Les sculptures en argile sont une forme d’expression nouvelle et instinctive. Leur réalisation est rapide, sans idée préalable : c’est l’esprit qui façonne l’argile.
Récupération de bûches fendues, peintes comme des esprits du feu, sauvés de leur extinction grâce à la couleur.
Exploration de l’iconographie numérique à travers le flux continu d’images qui nous assiège.
Cette nouvelle culture populaire est un matériau qu’un artiste doit s’approprier pour soulever les problématiques de société actuelles.

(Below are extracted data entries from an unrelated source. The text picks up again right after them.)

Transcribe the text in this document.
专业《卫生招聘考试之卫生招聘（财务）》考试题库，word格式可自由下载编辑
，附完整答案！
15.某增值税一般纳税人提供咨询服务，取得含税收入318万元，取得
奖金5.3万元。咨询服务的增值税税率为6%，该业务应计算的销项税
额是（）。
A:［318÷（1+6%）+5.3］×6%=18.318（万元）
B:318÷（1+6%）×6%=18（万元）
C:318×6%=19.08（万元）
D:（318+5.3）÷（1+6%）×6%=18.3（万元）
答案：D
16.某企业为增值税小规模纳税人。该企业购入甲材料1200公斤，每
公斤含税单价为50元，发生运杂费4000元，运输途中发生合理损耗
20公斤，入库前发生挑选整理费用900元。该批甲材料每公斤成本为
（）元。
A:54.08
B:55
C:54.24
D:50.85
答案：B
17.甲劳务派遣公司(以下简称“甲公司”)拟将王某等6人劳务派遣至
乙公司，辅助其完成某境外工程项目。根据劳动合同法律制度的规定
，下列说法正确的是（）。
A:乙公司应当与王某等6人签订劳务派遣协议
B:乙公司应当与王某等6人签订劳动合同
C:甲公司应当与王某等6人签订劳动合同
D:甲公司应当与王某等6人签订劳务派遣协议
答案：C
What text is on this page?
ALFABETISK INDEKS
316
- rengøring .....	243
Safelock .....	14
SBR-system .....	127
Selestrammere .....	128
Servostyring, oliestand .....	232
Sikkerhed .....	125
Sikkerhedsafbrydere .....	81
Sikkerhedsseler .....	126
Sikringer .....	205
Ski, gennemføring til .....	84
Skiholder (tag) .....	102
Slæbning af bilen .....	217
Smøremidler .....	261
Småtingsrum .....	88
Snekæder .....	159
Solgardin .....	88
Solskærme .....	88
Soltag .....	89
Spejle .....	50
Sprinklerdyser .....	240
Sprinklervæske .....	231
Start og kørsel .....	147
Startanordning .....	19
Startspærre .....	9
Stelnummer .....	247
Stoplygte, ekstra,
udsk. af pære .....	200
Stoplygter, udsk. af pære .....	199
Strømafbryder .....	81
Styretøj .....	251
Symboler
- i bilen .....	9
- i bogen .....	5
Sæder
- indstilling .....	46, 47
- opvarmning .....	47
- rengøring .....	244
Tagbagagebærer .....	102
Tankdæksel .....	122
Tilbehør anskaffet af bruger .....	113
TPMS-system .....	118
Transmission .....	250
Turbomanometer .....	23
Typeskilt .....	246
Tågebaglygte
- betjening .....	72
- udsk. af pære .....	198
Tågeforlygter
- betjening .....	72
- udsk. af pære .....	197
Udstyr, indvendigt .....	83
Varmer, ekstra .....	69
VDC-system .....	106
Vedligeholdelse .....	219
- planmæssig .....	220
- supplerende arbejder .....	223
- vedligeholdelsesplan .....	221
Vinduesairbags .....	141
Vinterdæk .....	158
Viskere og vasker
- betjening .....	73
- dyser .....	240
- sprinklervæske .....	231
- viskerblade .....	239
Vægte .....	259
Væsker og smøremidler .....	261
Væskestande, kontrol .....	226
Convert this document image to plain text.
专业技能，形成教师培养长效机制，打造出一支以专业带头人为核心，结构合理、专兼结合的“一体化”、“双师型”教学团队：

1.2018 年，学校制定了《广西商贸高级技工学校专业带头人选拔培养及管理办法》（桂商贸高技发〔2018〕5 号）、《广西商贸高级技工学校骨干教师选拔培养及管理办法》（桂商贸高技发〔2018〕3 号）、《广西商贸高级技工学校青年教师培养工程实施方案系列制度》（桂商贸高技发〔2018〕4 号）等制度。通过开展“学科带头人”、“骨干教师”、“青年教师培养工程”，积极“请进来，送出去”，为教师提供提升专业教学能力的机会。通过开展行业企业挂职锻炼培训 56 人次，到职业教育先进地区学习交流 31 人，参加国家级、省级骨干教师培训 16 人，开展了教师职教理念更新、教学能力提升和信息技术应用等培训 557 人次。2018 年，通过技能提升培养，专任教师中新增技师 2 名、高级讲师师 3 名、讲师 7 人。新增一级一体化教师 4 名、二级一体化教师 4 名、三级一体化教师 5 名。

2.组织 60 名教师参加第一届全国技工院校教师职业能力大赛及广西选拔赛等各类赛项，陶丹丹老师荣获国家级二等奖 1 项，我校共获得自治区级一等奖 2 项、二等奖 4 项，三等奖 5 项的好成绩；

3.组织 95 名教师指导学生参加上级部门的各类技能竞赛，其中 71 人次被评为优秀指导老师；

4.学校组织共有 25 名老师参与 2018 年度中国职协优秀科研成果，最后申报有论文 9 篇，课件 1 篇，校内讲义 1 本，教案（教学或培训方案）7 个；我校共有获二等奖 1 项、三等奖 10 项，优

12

Exploration d’une peinture qui se porte : le corps devient peinture en mouvement dans la réalité. Une démarche de désacralisation du tableau.
Projection d’un univers dans l’espace, proposant une interaction du spectateur complètement différente et questionnant la place de l’art dans son déploiement spatial.
La peinture est la forme d’expression qui me parle le plus, celle avec laquelle je dialogue de manière intime et puissante. Je travaille sur du bois de récupération, que je découpe et assemble, mais aussi sur la toile, qui offre une réaction et une présence différentes.